Veeam is a huge provider of backup services – it names over 450,000 customers globally including 81% of the Fortune 500 and 70% of the Global 2000 – making it a compelling target. Threat actors will no doubt be looking to reverse engineer the patch in order to assess how to exploit the vulnerability in the very near future.
The Veeam vulnerability has the (perhaps surprisingly modest) CVSS of 7.5.
The may be because although the bug sounds troubling, users with their Veeam environment properly configured, for example in an isolated network/subnet and with a properly configured firewall should only have the port in question opened to other Veeam servers; so whilst it might be useful to move laterally in Veeam, you’d have to have already cracked another Veeam server to make effective use of it as a hacker.
Configuration mishaps or a cavalier approach to internet-exposure are not, of course, uncommon.
Veeam's advisory, KB442, is here.
Veeam vulnerability warning follows server backup attacks
Backup software is a big target. The Veeam vulnerability warning comes days after CISA warned that server backup software from ConnectWise was being exploited in the wild by attackers, who were using the vulnerable software agent to tailgate into other servers that were being backed up; effectively surfing backwards from backup systems to live environments from which they can steal critical data or drop malware as they choose.

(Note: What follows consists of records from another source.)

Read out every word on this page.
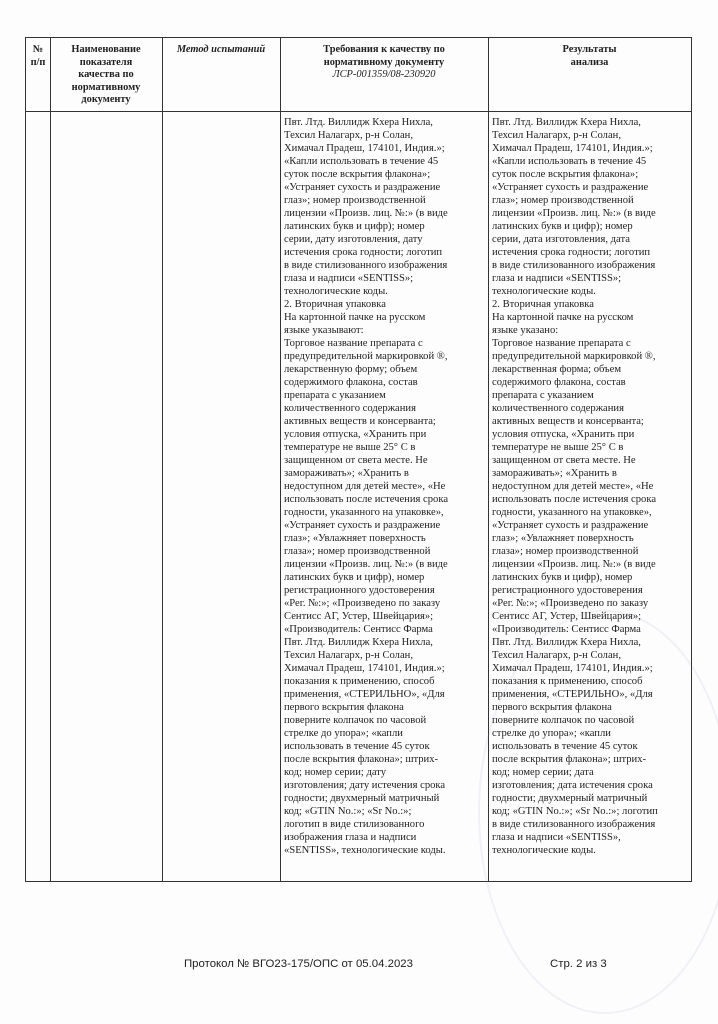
№
п/п
Наименование
показателя
качества по
нормативному
документу
Метод испытаний	Требования к качеству по
нормативному документу
ЛСР-001359/08-230920
Результаты
анализа
Пвт. Лтд. Виллидж Кхера Нихла,
Техсил Налагарх, р-н Солан,
Химачал Прадеш, 174101, Индия.»;
«Капли использовать в течение 45
суток после вскрытия флакона»;
«Устраняет сухость и раздражение
глаз»; номер производственной
лицензии «Произв. лиц. №:» (в виде
латинских букв и цифр); номер
серии, дату изготовления, дату
истечения срока годности; логотип
в виде стилизованного изображения
глаза и надписи «SENTISS»;
технологические коды.
2. Вторичная упаковка
На картонной пачке на русском
языке указывают:
Торговое название препарата с
предупредительной маркировкой ®,
лекарственную форму; объем
содержимого флакона, состав
препарата с указанием
количественного содержания
активных веществ и консерванта;
условия отпуска, «Хранить при
температуре не выше 25° С в
защищенном от света месте. Не
замораживать»; «Хранить в
недоступном для детей месте», «Не
использовать после истечения срока
годности, указанного на упаковке»,
«Устраняет сухость и раздражение
глаз»; «Увлажняет поверхность
глаза»; номер производственной
лицензии «Произв. лиц. №:» (в виде
латинских букв и цифр), номер
регистрационного удостоверения
«Рег. №:»; «Произведено по заказу
Сентисс АГ, Устер, Швейцария»;
«Производитель: Сентисс Фарма
Пвт. Лтд. Виллидж Кхера Нихла,
Техсил Налагарх, р-н Солан,
Химачал Прадеш, 174101, Индия.»;
показания к применению, способ
применения, «СТЕРИЛЬНО», «Для
первого вскрытия флакона
поверните колпачок по часовой
стрелке до упора»; «капли
использовать в течение 45 суток
после вскрытия флакона»; штрих-
код; номер серии; дату
изготовления; дату истечения срока
годности; двухмерный матричный
код; «GTIN No.:»; «Sr No.:»;
логотип в виде стилизованного
изображения глаза и надписи
«SENTISS», технологические коды.
Пвт. Лтд. Виллидж Кхера Нихла,
Техсил Налагарх, р-н Солан,
Химачал Прадеш, 174101, Индия.»;
«Капли использовать в течение 45
суток после вскрытия флакона»;
«Устраняет сухость и раздражение
глаз»; номер производственной
лицензии «Произв. лиц. №:» (в виде
латинских букв и цифр); номер
серии, дата изготовления, дата
истечения срока годности; логотип
в виде стилизованного изображения
глаза и надписи «SENTISS»;
технологические коды.
2. Вторичная упаковка
На картонной пачке на русском
языке указано:
Торговое название препарата с
предупредительной маркировкой ®,
лекарственная форма; объем
содержимого флакона, состав
препарата с указанием
количественного содержания
активных веществ и консерванта;
условия отпуска, «Хранить при
температуре не выше 25° С в
защищенном от света месте. Не
замораживать»; «Хранить в
недоступном для детей месте», «Не
использовать после истечения срока
годности, указанного на упаковке»,
«Устраняет сухость и раздражение
глаз»; «Увлажняет поверхность
глаза»; номер производственной
лицензии «Произв. лиц. №:» (в виде
латинских букв и цифр), номер
регистрационного удостоверения
«Рег. №:»; «Произведено по заказу
Сентисс АГ, Устер, Швейцария»;
«Производитель: Сентисс Фарма
Пвт. Лтд. Виллидж Кхера Нихла,
Техсил Налагарх, р-н Солан,
Химачал Прадеш, 174101, Индия.»;
показания к применению, способ
применения, «СТЕРИЛЬНО», «Для
первого вскрытия флакона
поверните колпачок по часовой
стрелке до упора»; «капли
использовать в течение 45 суток
после вскрытия флакона»; штрих-
код; номер серии; дата
изготовления; дата истечения срока
годности; двухмерный матричный
код; «GTIN No.:»; «Sr No.:»; логотип
в виде стилизованного изображения
глаза и надписи «SENTISS»,
технологические коды.
Протокол № ВГО23-175/ОПС от 05.04.2023	Стр. 2 из 3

Most companies affected by that vulnerability (CVE-2022-36537) rapidly patched or pulled exposed interfaces offline – there were 4,738 instances exposed at the initial time of disclosure in October 2022.

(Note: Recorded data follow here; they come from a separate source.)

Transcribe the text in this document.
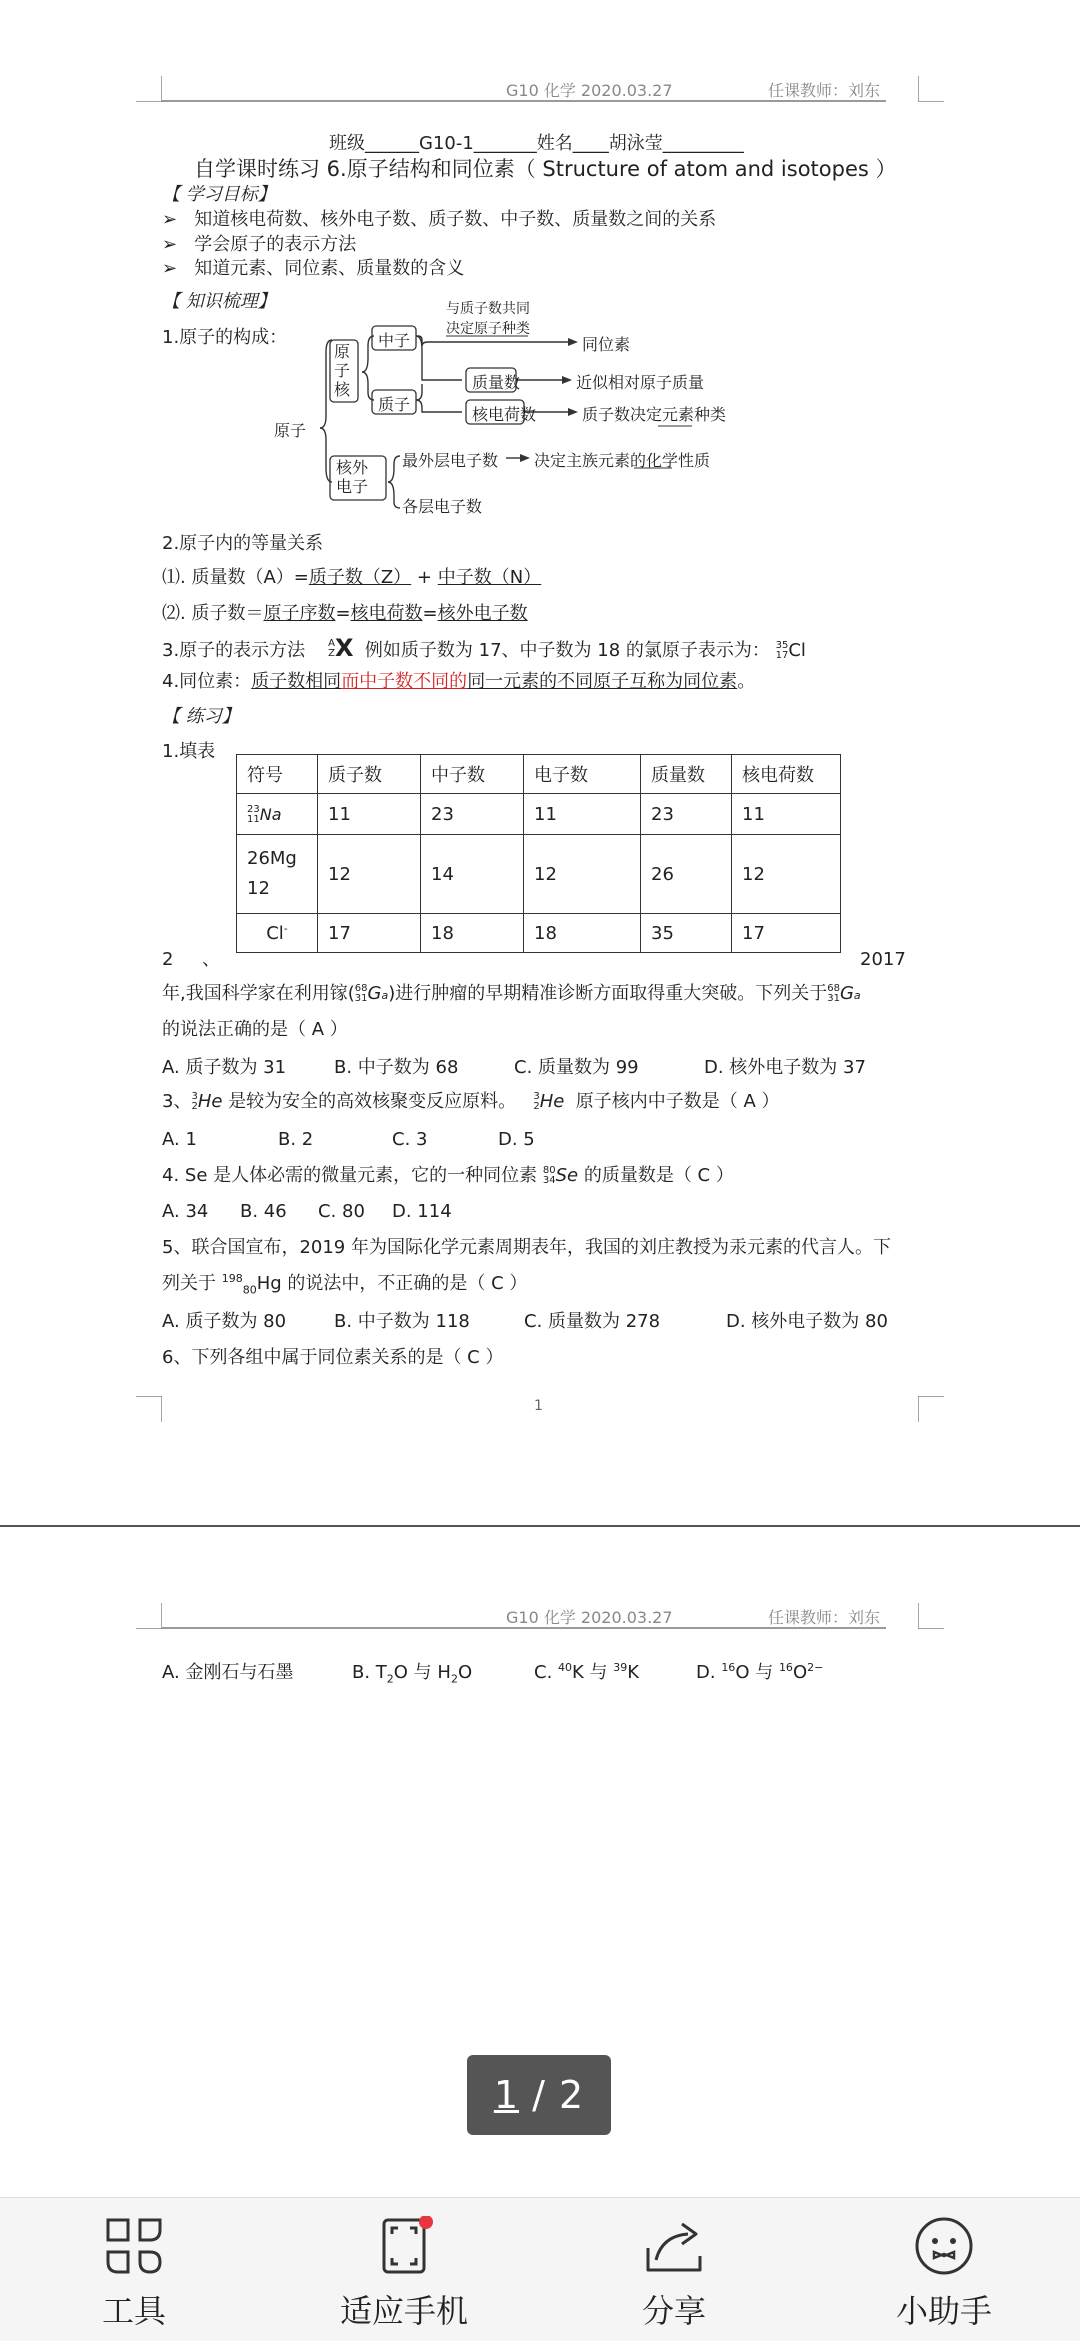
G10 化学 2020.03.27	任课教师：刘东
班级______G10-1_______姓名____胡泳莹_________
自学课时练习 6.原子结构和同位素（ Structure of atom and isotopes ）
【 学习目标】
➢   知道核电荷数、核外电子数、质子数、中子数、质量数之间的关系
➢   学会原子的表示方法
➢   知道元素、同位素、质量数的含义
【 知识梳理】
1.原子的构成：
原子
原子核
中子
质子
与质子数共同
决定原子种类
同位素
质量数	近似相对原子质量
核电荷数	质子数决定元素种类
核外电子
最外层电子数 决定主族元素的化学性质
各层电子数
2.原子内的等量关系
⑴. 质量数（A）=质子数（Z） + 中子数（N）
⑵. 质子数＝原子序数=核电荷数=核外电子数
3.原子的表示方法 A
Z X 例如质子数为 17、中子数为 18 的氯原子表示为： 35
17 Cl
4.同位素：质子数相同而中子数不同的同一元素的不同原子互称为同位素。
【 练习】
1.填表
符号	质子数	中子数	电子数	质量数	核电荷数

23
11 Na	11	23	11	23	11
26Mg
12	12	14	12	26	12
Cl-	17	18	18	35	17
2 、	2017
年,我国科学家在利用镓( 68
31 Ga)进行肿瘤的早期精准诊断方面取得重大突破。下列关于 68
31 Ga
的说法正确的是（ A ）
A. 质子数为 31	B. 中子数为 68	C. 质量数为 99	D. 核外电子数为 37
3、 3
2 He 是较为安全的高效核聚变反应原料。 3
2 He 原子核内中子数是（ A ）
A. 1	B. 2	C. 3	D. 5
4. Se 是人体必需的微量元素，它的一种同位素 80
34 Se 的质量数是（ C ）
A. 34 B. 46 C. 80 D. 114
5、联合国宣布，2019 年为国际化学元素周期表年，我国的刘庄教授为汞元素的代言人。下
列关于 $^{198}_{80}$Hg 的说法中，不正确的是（ C ）
A. 质子数为 80	B. 中子数为 118	C. 质量数为 278	D. 核外电子数为 80
6、下列各组中属于同位素关系的是（ C ）
1
G10 化学 2020.03.27	任课教师：刘东
A. 金刚石与石墨	B. $T_2O$ 与 $H_2O$	C. $^{40}$K 与 $^{39}$K	D. $^{16}$O 与 $^{16}O^{2-}$
1 / 2
工具	适应手机	分享	小助手
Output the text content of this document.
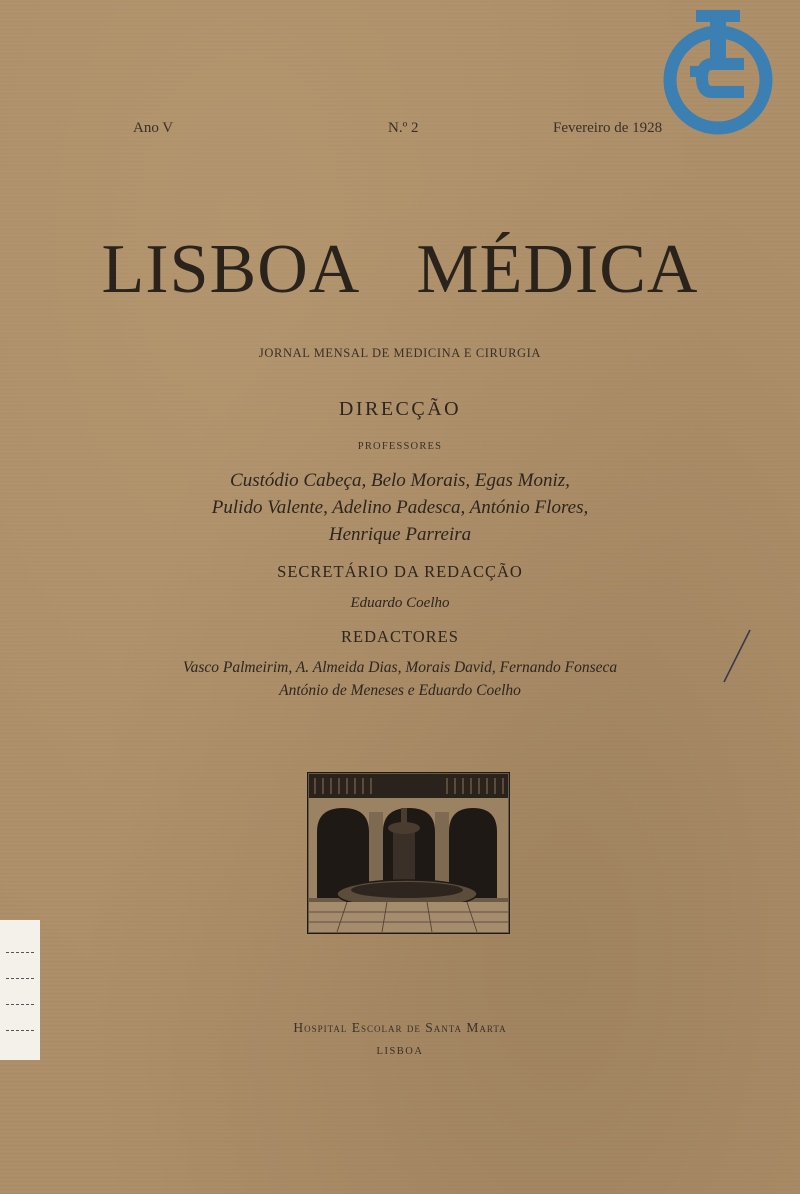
Ano V	N.º 2	Fevereiro de 1928
LISBOA MÉDICA
JORNAL MENSAL DE MEDICINA E CIRURGIA
DIRECÇÃO
PROFESSORES
Custódio Cabeça, Belo Morais, Egas Moniz,
Pulido Valente, Adelino Padesca, António Flores,
Henrique Parreira
SECRETÁRIO DA REDACÇÃO
Eduardo Coelho
REDACTORES
Vasco Palmeirim, A. Almeida Dias, Morais David, Fernando Fonseca
António de Meneses e Eduardo Coelho
Hospital Escolar de Santa Marta
LISBOA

Researchers at FOX-IT said in a February 22 blog that as of early this year they could still identify 286 servers running vulnerable versions of the software. The Stack noted that at least one of those was a UK provider of critical IaaS services to the financial sector. (When contacted the company initially denied knowledge of the exposure and then insisted that the three servers publicly exposed were honeypots.)

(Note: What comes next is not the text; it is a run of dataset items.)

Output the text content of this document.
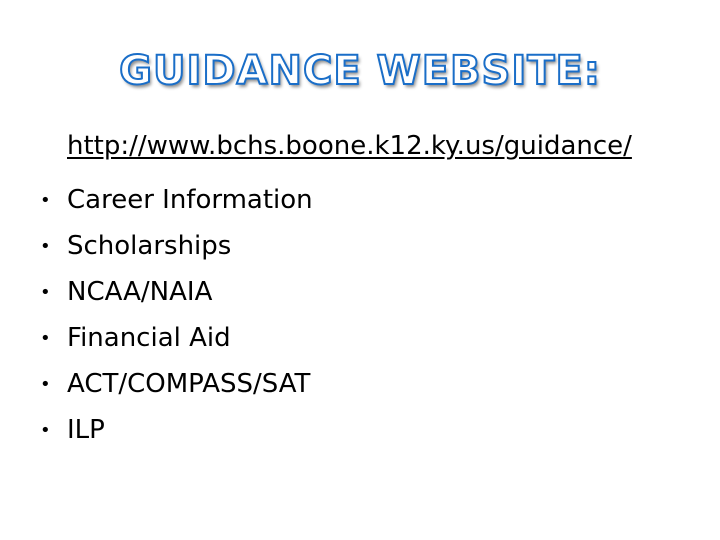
GUIDANCE WEBSITE:
http://www.bchs.boone.k12.ky.us/guidance/
• Career Information
• Scholarships
• NCAA/NAIA
• Financial Aid
• ACT/COMPASS/SAT
• ILP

Back in November 2022 meanwhile Oracle also warned that its Oracle Secure Backup suite was exposed to an “easily exploitable vulnerability [that] allows unauthenticated attacker with network access via HTTP to compromise [and] takeover [the product]”, giving the pre-auth RCE vulnerability a critical CVSS of 9.8.
Like the ConnectWise vulnerability (which affects its R1Soft Server Backup Manager software) Oracle’s bug had its roots in an upstream open source component. The R1Soft bug stemmed from an issue in the open source ZK Java framework. The Oracle backup vulnerability meanwhile had its roots in CVE-2022-31813.
That’s a bug in Apache HTTP Server 2.4.53 and earlier. The vulnerability exists because Apache HTTPD mod_proxy between versions 2.2.1 and 2.4.53, does not fill the X-Forwarded headers when those are listed as hop-by-hop. Applications hosted behind it can misunderstand the real client’s IP address or requested hostname. (The bug, first reported in June 2022 and written about in detail by security researchers at Synacktiv who reported it, affected numerous downstream software products that rely on Apache HTTP Server.)